7. CONCLUDING REMARKS

K+ channels play important roles in the regulation of immune and inflammatory processes, and are therefore attractive therapeutic targets for immune disorders.1) Previous studies have suggested the predominance of KV1.3 on effector memory T (TEM) cells, thus KV1.3 inhibitors were developed to treat chronic immune disorders. However, there is emerging evidence that KCa3.1 is also a potential therapeutic target for immune and inflammatory disorders. Chiang et al. showed that KV1.3 and KCa3.1 cooperatively and compensatorily regulate TEM cell function.65) In addition, the physiological and pathophysiological roles of many molecules related to transcriptional, post-transcriptional, and post-translational modifications of KCa3.1 have been studied.

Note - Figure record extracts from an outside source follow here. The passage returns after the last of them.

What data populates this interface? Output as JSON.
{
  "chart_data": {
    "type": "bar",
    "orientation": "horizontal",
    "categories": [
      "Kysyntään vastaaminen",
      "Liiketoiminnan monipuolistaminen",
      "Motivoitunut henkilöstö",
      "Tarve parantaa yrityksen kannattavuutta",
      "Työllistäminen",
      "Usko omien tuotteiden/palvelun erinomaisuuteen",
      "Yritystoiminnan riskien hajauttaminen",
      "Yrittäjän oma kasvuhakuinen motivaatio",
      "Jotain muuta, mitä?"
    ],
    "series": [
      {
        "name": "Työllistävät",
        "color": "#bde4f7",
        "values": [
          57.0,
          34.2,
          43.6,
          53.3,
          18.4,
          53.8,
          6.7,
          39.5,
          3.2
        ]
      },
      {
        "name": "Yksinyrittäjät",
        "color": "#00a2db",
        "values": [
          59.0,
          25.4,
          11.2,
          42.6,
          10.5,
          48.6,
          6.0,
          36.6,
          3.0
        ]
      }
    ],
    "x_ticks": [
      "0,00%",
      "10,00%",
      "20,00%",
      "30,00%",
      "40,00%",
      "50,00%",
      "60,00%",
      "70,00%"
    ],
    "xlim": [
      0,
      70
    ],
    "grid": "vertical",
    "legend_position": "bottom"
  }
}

Recently, KCa3.1 has attracted attention as a key player in cancer immune surveillance. Based on the recent advances in KCa3.1 research overviewed here, new therapeutic strategies may emerge for such immune disorders as autoimmune diseases, chronic inflammatory diseases and cancers.

Conflict of Interest

The authors declare no conflict of interest.